Wednesday, March 19, 2014

Parsha Shemini: There's Something Fishy Going On

Thinking up a blog entry for this week's Torah portion wasn't as easy as shooting fish in a barrel, but I was able to come up with this. I was reading this week's Torah portion and was looking at the part about kosher animals. I came across the section on fish (Leviticus 11:9-12), and I started pondering as to why fish required fins and scales to be kosher. Since every fish with scales has fins (Talmud, Niddah 51b), why say סנפיר וקשקשת ("fins and scales")? Isn't that a bit redundant? And what is about fins and scales that G-d wants us to notice or recognize?

The Gerre Rebbe points out that by mentioning both fins and scales, one can fulfill two divine directives while eating fish, which further honors the Torah. Although it makes for a nice d'var, let's think of fins and scales in terms of their functionality and how that can be interpreted.

So here's what I came up with:

Scales protect fish from harm. Much like a fish's durability, G-d wants us to develop a sense of resilience and adaptability to one's surroundings when life seems dark or decides to throw you a curve ball. Life is not meant to be all sunshine and good times. When life knocks us down, He wants us to get up. One of the reasons that the Jewish people still exists is because of resilience. As King Solomon once said, "for a righteous man falls seven times and gets up again (Proverbs 24:16)."
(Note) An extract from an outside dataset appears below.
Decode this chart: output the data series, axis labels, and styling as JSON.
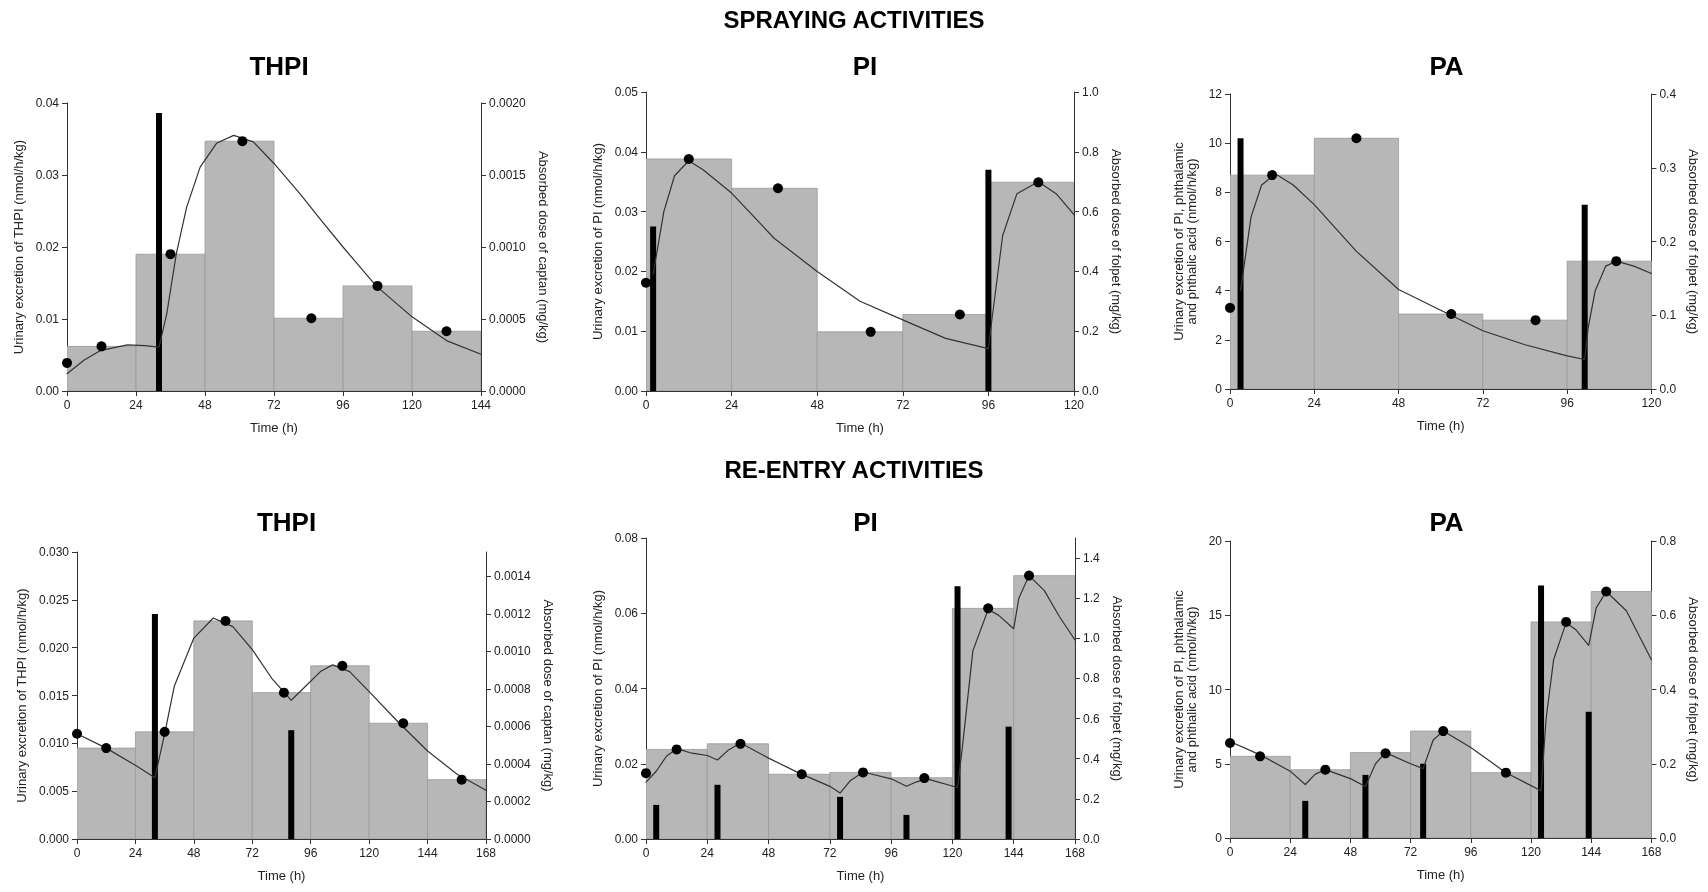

This is the moment where I point out that the fins are not a redundancy at all. Why? Because to analogize us to the fish, when we decide to get back up, the fins are there to propel us forward. Fins are the mechanism that allow fish to swim and actualize their potential.  Much like fish, G-d wants us to explore the depths of the ocean and actualize our potential. He wants us to marvel at the wonders around us and appreciate what we have. 

We are what we eat. G-d wants us to learn something from this precept, and that is to be able to live our lives to the fullest, even when the turbulence of the ocean knocks us around more than a few times.